The panzer divisions, with the engines of their tanks and half-tracks running, heard little except through their headphones. They received the order to advance as soon as the infantry had secured the bridges and crossings. The task of the panzer formations was to cut through and then encircle the bulk of the enemy’s army, trapping it in a Kessel, or cauldron. This is how the Wehrmacht planned to destroy the Red Army’s fighting strength, then advance virtually unopposed on its three major objectives: Leningrad, Moscow and the Ukraine.
Army Group North under Field Marshal Ritter von Leeb was primarily responsible for the advance from East Prussia into the Baltic States to secure the ports, and then on to Leningrad. Army Group Centre under Field Marshal Fedor von Bock was to follow Napoleon’s route to Moscow once it had encircled the main concentrations of the Red Army in its path. Brauchitsch and Haider were deeply disturbed, however, when Hitler decided to weaken this central thrust, in order to bolster what they saw as subsidiary operations. The Führer believed that once he seized the agricultural wealth of the Ukraine and the Caucasian oilfields, the Reich’s invincibility was guaranteed. Army Group South under Field Marshal Gerd von Rundstedt, soon supported on his right by a small Hungarian army and two Romanian armies, was entrusted with this task. The Romanian dictator, Marshal Ion Antonescu, had been delighted when told of Operation Barbarossa ten days before its launch. ‘Of course I’ll be there from the start’, he had said. ‘When it’s a question of action against the Slavs, you can always count on Romania.’

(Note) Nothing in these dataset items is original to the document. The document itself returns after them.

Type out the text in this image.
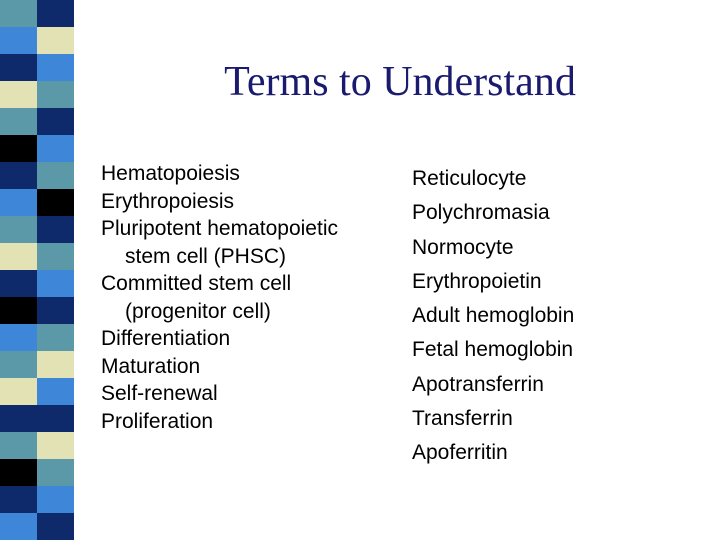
Terms to Understand
Hematopoiesis
Erythropoiesis
Pluripotent hematopoietic
stem cell (PHSC)
Committed stem cell
(progenitor cell)
Differentiation
Maturation
Self-renewal
Proliferation
Reticulocyte
Polychromasia
Normocyte
Erythropoietin
Adult hemoglobin
Fetal hemoglobin
Apotransferrin
Transferrin
Apoferritin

On the anniversary of Napoleon’s proclamation from his imperial headquarters at Wilkowski, Hitler issued a long justification of the breakdown of relations with the Soviet Union. He turned the truth inside out, claiming that Germany was threatened by ‘approximately 160 Russian divisions massed on our frontier’. He thus started the ‘European crusade against Bolshevism’ with a shameless lie to his own people and to his own soldiers.